[V3] powerpc/perf: Enable PMU counters post partition migration if PMU is active
Nicholas Piggin
npiggin at gmail.com
Fri Oct 29 17:16:23 AEDT 2021
Excerpts from Athira Rajeev's message of October 29, 2021 1:05 pm:
> During Live Partition Migration (LPM), it is observed that perf
> counter values reports zero post migration completion. However
> 'perf stat' with workload continues to show counts post migration
> since PMU gets disabled/enabled during sched switches. But incase
> of system/cpu wide monitoring, zero counts were reported with 'perf
> stat' after migration completion.
>
> Example:
> ./perf stat -e r1001e -I 1000
> time counts unit events
> 1.001010437 22,137,414 r1001e
> 2.002495447 15,455,821 r1001e
> <<>> As seen in next below logs, the counter values shows zero
> after migration is completed.
> <<>>
> 86.142535370 129,392,333,440 r1001e
> 87.144714617 0 r1001e
> 88.146526636 0 r1001e
> 89.148085029 0 r1001e
This is the output without the patch? After the patch it keeps counting
I suppose? And does the very large count go away too?
>
> Here PMU is enabled during start of perf session and counter
> values are read at intervals. Counters are only disabled at the
> end of session. The powerpc mobility code presently does not handle
> disabling and enabling back of PMU counters during partition
> migration. Also since the PMU register values are not saved/restored
> during migration, PMU registers like Monitor Mode Control Register 0
> (MMCR0), Monitor Mode Control Register 1 (MMCR1) will not contain
> the value it was programmed with. Hence PMU counters will not be
> enabled correctly post migration.
>
> Fix this in mobility code by handling disabling and enabling of
> PMU in all cpu's before and after migration. Patch introduces two
> functions 'mobility_pmu_disable' and 'mobility_pmu_enable'.

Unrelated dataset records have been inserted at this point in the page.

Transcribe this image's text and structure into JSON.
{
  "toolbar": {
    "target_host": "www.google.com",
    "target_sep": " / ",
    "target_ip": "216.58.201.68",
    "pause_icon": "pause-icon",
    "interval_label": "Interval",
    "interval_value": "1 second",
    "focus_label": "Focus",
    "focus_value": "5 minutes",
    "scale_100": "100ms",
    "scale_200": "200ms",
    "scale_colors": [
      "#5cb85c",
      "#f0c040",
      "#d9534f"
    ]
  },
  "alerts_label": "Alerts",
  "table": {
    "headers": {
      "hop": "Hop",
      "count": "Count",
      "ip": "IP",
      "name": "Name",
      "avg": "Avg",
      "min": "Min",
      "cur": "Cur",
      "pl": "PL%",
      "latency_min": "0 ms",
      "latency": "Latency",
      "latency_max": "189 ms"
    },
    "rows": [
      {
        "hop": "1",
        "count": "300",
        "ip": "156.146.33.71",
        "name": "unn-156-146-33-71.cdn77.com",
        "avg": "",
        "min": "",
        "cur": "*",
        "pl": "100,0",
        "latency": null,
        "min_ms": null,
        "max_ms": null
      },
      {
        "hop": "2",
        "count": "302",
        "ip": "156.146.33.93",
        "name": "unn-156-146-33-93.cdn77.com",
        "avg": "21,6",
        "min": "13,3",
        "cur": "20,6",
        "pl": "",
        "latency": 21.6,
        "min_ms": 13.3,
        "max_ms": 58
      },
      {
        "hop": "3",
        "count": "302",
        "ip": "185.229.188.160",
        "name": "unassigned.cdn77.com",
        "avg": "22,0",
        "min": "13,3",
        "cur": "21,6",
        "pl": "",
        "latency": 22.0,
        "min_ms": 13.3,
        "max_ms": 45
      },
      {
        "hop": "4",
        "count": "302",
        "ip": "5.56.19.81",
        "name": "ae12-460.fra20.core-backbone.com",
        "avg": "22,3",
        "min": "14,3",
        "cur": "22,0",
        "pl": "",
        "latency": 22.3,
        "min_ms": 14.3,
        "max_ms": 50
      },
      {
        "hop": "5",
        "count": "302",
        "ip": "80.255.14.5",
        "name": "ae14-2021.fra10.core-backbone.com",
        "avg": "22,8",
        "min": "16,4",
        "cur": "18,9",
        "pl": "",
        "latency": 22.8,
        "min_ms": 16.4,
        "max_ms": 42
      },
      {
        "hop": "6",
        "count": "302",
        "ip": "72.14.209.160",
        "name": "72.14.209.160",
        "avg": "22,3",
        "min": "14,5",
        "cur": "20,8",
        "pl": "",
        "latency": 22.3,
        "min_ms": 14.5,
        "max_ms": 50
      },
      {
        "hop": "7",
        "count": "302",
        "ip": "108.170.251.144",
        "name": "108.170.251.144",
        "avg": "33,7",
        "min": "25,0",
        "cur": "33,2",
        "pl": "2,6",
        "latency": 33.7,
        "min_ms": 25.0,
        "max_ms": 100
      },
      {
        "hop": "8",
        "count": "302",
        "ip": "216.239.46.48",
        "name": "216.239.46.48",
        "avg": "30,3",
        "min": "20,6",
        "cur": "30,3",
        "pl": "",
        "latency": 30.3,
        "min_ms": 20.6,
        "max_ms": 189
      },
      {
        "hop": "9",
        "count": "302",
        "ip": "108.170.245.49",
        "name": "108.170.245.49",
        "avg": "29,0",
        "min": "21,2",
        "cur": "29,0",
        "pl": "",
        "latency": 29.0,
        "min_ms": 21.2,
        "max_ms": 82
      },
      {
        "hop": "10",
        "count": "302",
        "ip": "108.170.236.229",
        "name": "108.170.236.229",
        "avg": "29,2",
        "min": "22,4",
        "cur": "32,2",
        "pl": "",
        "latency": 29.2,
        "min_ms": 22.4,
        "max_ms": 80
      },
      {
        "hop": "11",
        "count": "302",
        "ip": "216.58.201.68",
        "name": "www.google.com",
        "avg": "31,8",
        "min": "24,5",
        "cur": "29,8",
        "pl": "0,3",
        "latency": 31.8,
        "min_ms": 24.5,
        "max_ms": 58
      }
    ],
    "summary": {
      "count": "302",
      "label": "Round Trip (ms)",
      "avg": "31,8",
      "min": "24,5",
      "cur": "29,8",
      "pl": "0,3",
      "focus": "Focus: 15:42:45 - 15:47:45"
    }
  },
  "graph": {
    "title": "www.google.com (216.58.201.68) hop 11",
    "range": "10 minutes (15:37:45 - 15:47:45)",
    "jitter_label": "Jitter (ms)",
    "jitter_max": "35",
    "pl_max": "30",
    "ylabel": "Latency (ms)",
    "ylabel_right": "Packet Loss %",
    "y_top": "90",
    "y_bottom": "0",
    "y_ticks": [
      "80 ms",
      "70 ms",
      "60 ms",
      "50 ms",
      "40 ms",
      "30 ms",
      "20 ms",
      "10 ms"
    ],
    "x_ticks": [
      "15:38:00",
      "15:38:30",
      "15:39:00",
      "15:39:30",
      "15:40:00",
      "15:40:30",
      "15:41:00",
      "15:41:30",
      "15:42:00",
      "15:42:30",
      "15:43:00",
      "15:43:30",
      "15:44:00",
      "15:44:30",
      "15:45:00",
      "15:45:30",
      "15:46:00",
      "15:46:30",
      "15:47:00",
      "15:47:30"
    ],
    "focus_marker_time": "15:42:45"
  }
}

> mobility_pmu_disable() is called before the processor threads goes
> to suspend state so as to disable the PMU counters. And disable is
> done only if there are any active events running on that cpu.
> mobility_pmu_enable() is called after the migrate is done to enable
> back the PMU counters.
>
> Since the performance Monitor counters ( PMCs) are not
> saved/restored during LPM, results in PMC value being zero and the
> 'event->hw.prev_count' being non-zero value. This causes problem
> during updation of event->count since we always accumulate
> (event->hw.prev_count - PMC value) in event->count. If
> event->hw.prev_count is greater PMC value, event->count becomes
> negative. To fix this, 'prev_count' also needs to be re-initialised
> for all events while enabling back the events. Hence read the
> existing events and clear the PMC index (stored in event->hw.idx)
> for all events im mobility_pmu_disable. By this way, event count
> settings will get re-initialised correctly in power_pmu_enable.
>
> Signed-off-by: Athira Rajeev <atrajeev at linux.vnet.ibm.com>
> [ Fixed compilation error reported by kernel test robot ]
> Reported-by: kernel test robot <lkp at intel.com>
> ---
> Changelog:
> Change from v2 -> v3:
> Addressed review comments from Nicholas Piggin.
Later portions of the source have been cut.